Quote:
Originally Posted by chessgod101
No. The directory/file creation time is the timestamp since these values don't typically change unless the file or directory is deleted and/or recreated. This information is stored on the disk and is retrieved by the system with this call. It could simply compare that to the current system time to see if it is within the trial days. Though this is a probably a little impractical, I have seen this method used in a program in the past. GetSystemTime or GetLocalTime could be some useful APIs for you to track this type of check.
Please note that I haven't actually analyzed your target application. This is all speculative and is one trick which I have encountered that is hidden from ProcMon.
|
Ah, that makes sense. And it seems you may be right: in its registry settings is a key called "Demo", with values "Date", "Days", and "Msg". Changing these doesn't change anything, however. But maybe like you say, it's just looking at a timestamp and judging the days beyond that, and anything it puts in the registry is merely for reference, not as a variable it checks against.
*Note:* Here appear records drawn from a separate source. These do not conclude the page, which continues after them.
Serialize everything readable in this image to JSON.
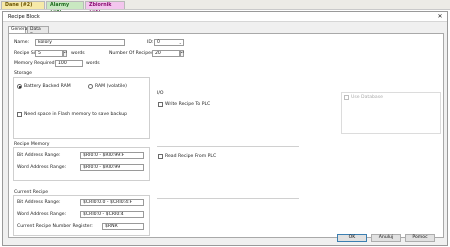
{
  "doc_tabs": [
    "Dane (#2)",
    "Alarmy (#3)",
    "Zbiornik (#1)"
  ],
  "dialog": {
    "title": "Recipe Block",
    "tabs": [
      "General",
      "Data Devs"
    ]
  },
  "general": {
    "name_label": "Name:",
    "name_value": "kolory",
    "id_label": "ID:",
    "id_value": "0",
    "recipe_size_label": "Recipe Size:",
    "recipe_size_value": "5",
    "words_unit": "words",
    "num_recipes_label": "Number Of Recipes:",
    "num_recipes_value": "20",
    "memory_required_label": "Memory Required:",
    "memory_required_value": "100",
    "memory_required_unit": "words"
  },
  "storage": {
    "title": "Storage",
    "option_battery": "Battery Backed RAM",
    "option_ram": "RAM (volatile)",
    "flash_note": "Need space in Flash memory to save backup"
  },
  "recipe_memory": {
    "title": "Recipe Memory",
    "bit_label": "Bit Address Range:",
    "bit_value": "$RI0:0 - $RI0:99:F",
    "word_label": "Word Address Range:",
    "word_value": "$RI0:0 - $RI0:99"
  },
  "current_recipe": {
    "title": "Current Recipe",
    "bit_label": "Bit Address Range:",
    "bit_value": "$CRI0:0.0 - $CRI0:4:F",
    "word_label": "Word Address Range:",
    "word_value": "$CRI0:0 - $CRI0:4",
    "number_label": "Current Recipe Number Register:",
    "number_value": "$RNR"
  },
  "io": {
    "title": "I/O",
    "write_label": "Write Recipe To PLC",
    "read_label": "Read Recipe From PLC",
    "use_database": "Use Database"
  },
  "buttons": {
    "ok": "OK",
    "cancel": "Anuluj",
    "help": "Pomoc"
  }
}
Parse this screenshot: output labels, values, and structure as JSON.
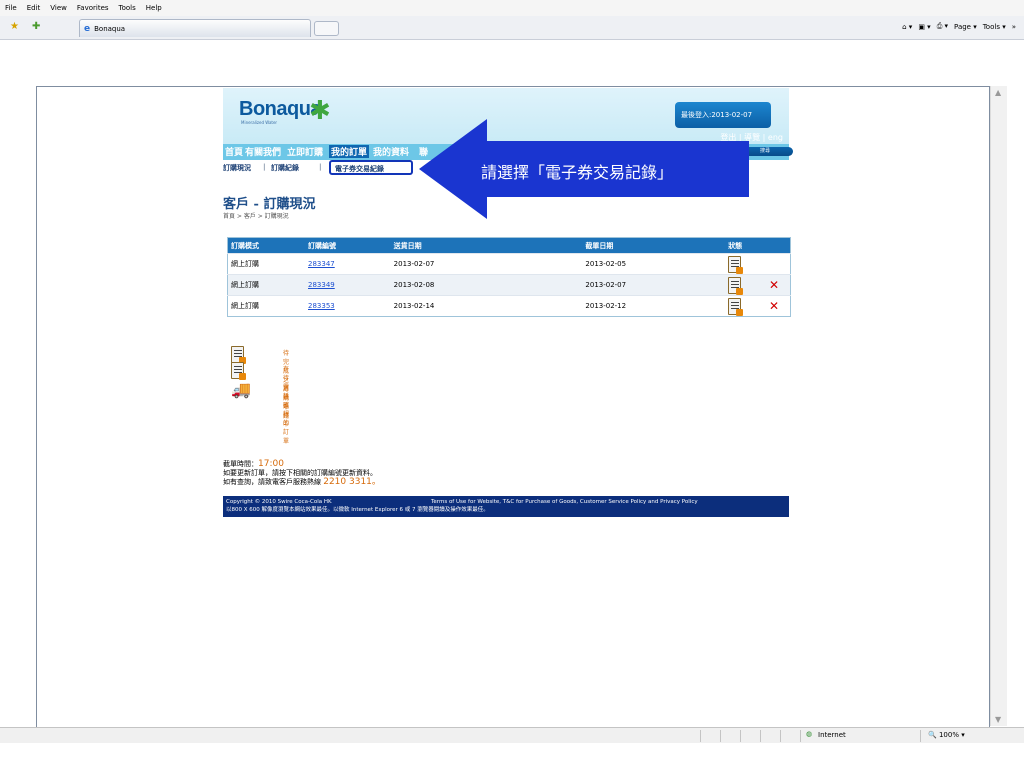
{
  "browser": {
    "menu": [
      "File",
      "Edit",
      "View",
      "Favorites",
      "Tools",
      "Help"
    ],
    "tab_title": "Bonaqua",
    "right_tools": [
      "Page ▾",
      "Tools ▾",
      "»"
    ],
    "status_zone": "Internet",
    "zoom": "100%"
  },
  "site": {
    "logo": "Bonaqua",
    "logo_sub": "Mineralized Water",
    "last_login": "最後登入:2013-02-07",
    "login_links": "登出 | 導覽 | eng",
    "nav": [
      "首頁",
      "有關我們",
      "立即訂購",
      "我的訂單",
      "我的資料",
      "聯"
    ],
    "go_button": "搜尋",
    "subnav": [
      "訂購現況",
      "訂購紀錄",
      "電子券交易紀錄"
    ],
    "callout": "請選擇「電子券交易記錄」",
    "page_title": "客戶 - 訂購現況",
    "breadcrumb": "首頁 > 客戶 > 訂購現況",
    "table_headers": [
      "訂購模式",
      "訂購編號",
      "送貨日期",
      "截單日期",
      "狀態"
    ],
    "orders": [
      {
        "mode": "網上訂購",
        "id": "283347",
        "delivery": "2013-02-07",
        "cutoff": "2013-02-05",
        "cancel": false
      },
      {
        "mode": "網上訂購",
        "id": "283349",
        "delivery": "2013-02-08",
        "cutoff": "2013-02-07",
        "cancel": true
      },
      {
        "mode": "網上訂購",
        "id": "283353",
        "delivery": "2013-02-14",
        "cutoff": "2013-02-12",
        "cancel": true
      }
    ],
    "legend": [
      "待完成之訂購申請",
      "有待電話確認的訂單",
      "送貨進行中"
    ],
    "cutoff_time_label": "截單時間：",
    "cutoff_time": "17:00",
    "note1": "如要更新訂單，請按下相關的訂購編號更新資料。",
    "note2_a": "如有查詢，請致電客戶服務熱線 ",
    "note2_b": "2210 3311。",
    "copyright": "Copyright © 2010 Swire Coca-Cola HK",
    "terms": "Terms of Use for Website, T&C for Purchase of Goods, Customer Service Policy and Privacy Policy",
    "resolution_note": "以800 X 600 解像度瀏覽本網站效果最佳。以微軟 Internet Explorer 6 或 7 瀏覽器閱讀及操作效果最佳。"
  }
}
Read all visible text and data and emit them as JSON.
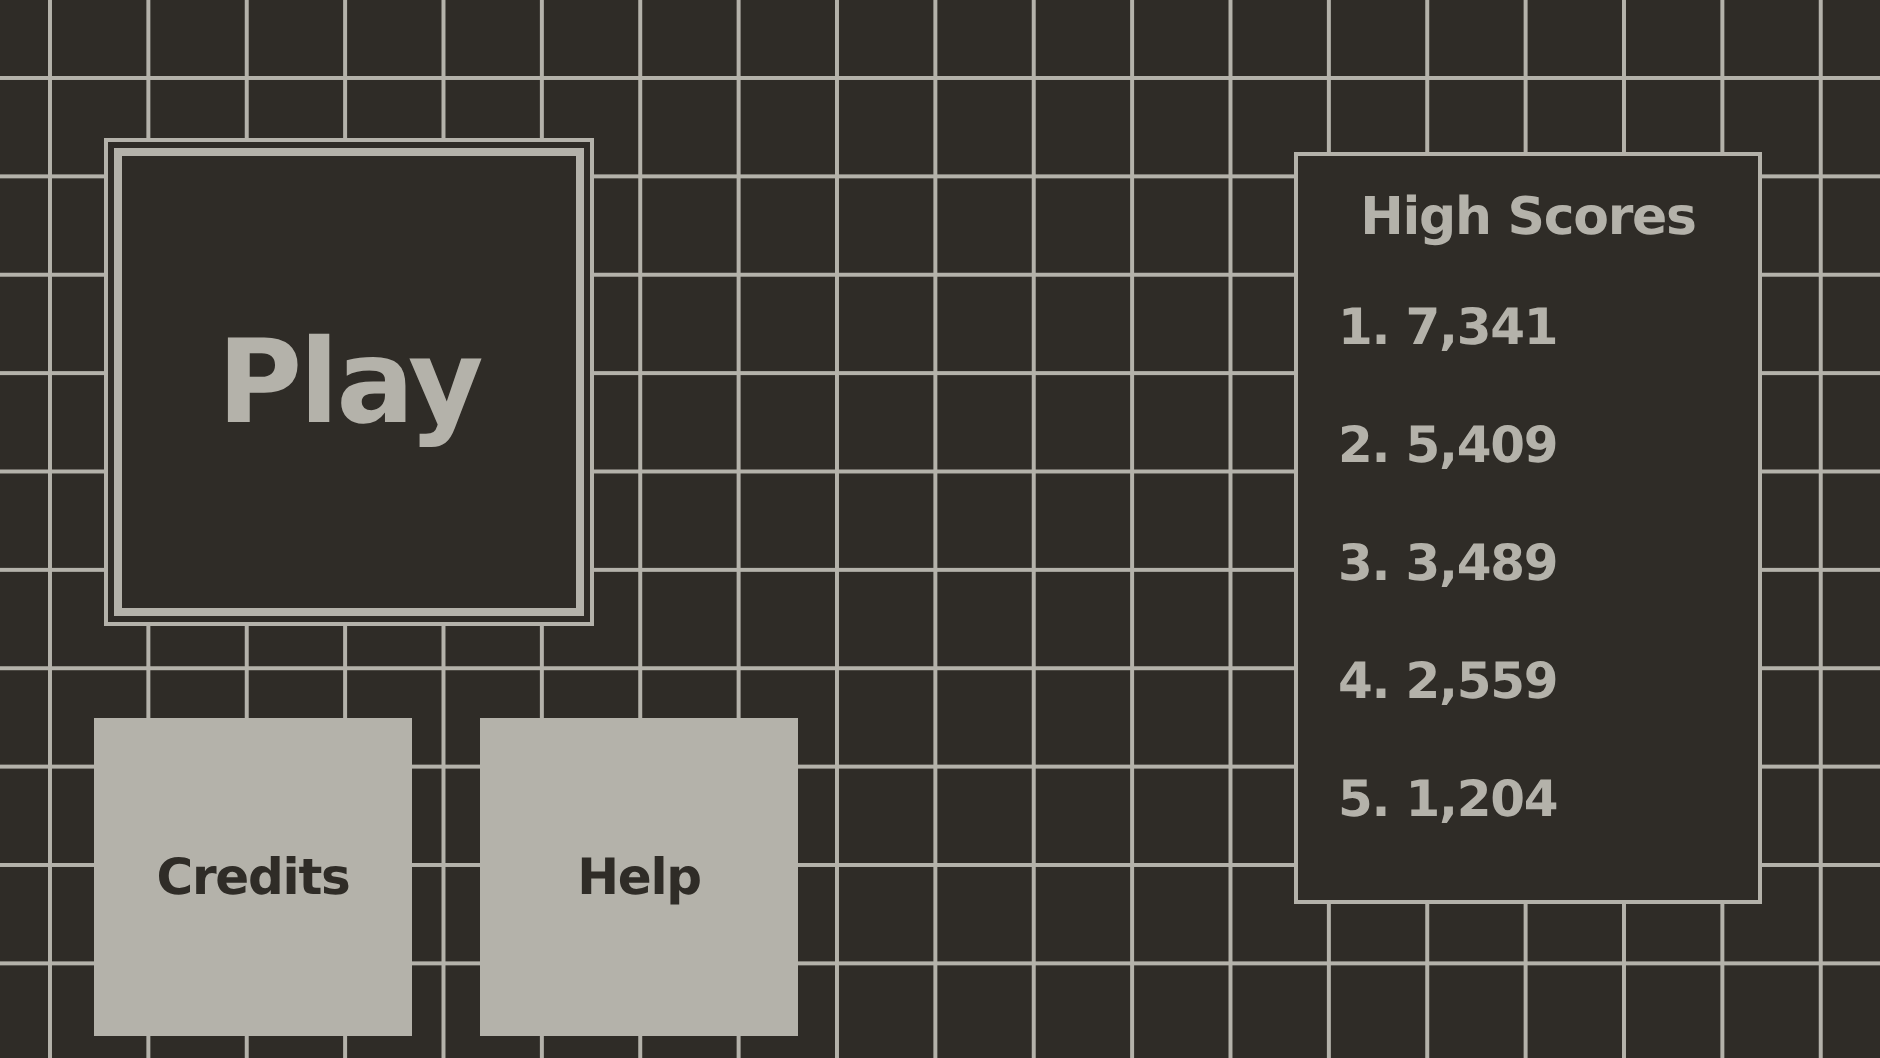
{
  "menu": {
    "play": "Play",
    "buttons": [
      "Credits",
      "Help"
    ]
  },
  "high_scores": {
    "title": "High Scores",
    "entries": [
      "1. 7,341",
      "2. 5,409",
      "3. 3,489",
      "4. 2,559",
      "5. 1,204"
    ]
  }
}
Theoretically, if that's the case, then if I were to change all the timestamps of its own files/folders, this would bypass the trial limitation, right? Assuming there's no registry trial-finished flag that it's written.
Lastly, when I change the drive's volume ID, the software suddenly starts as if it's a fresh trial. So somehow it's logging somewhere what the current volume ID is. I'm wondering if I can find where it's storing that information. Any thoughts?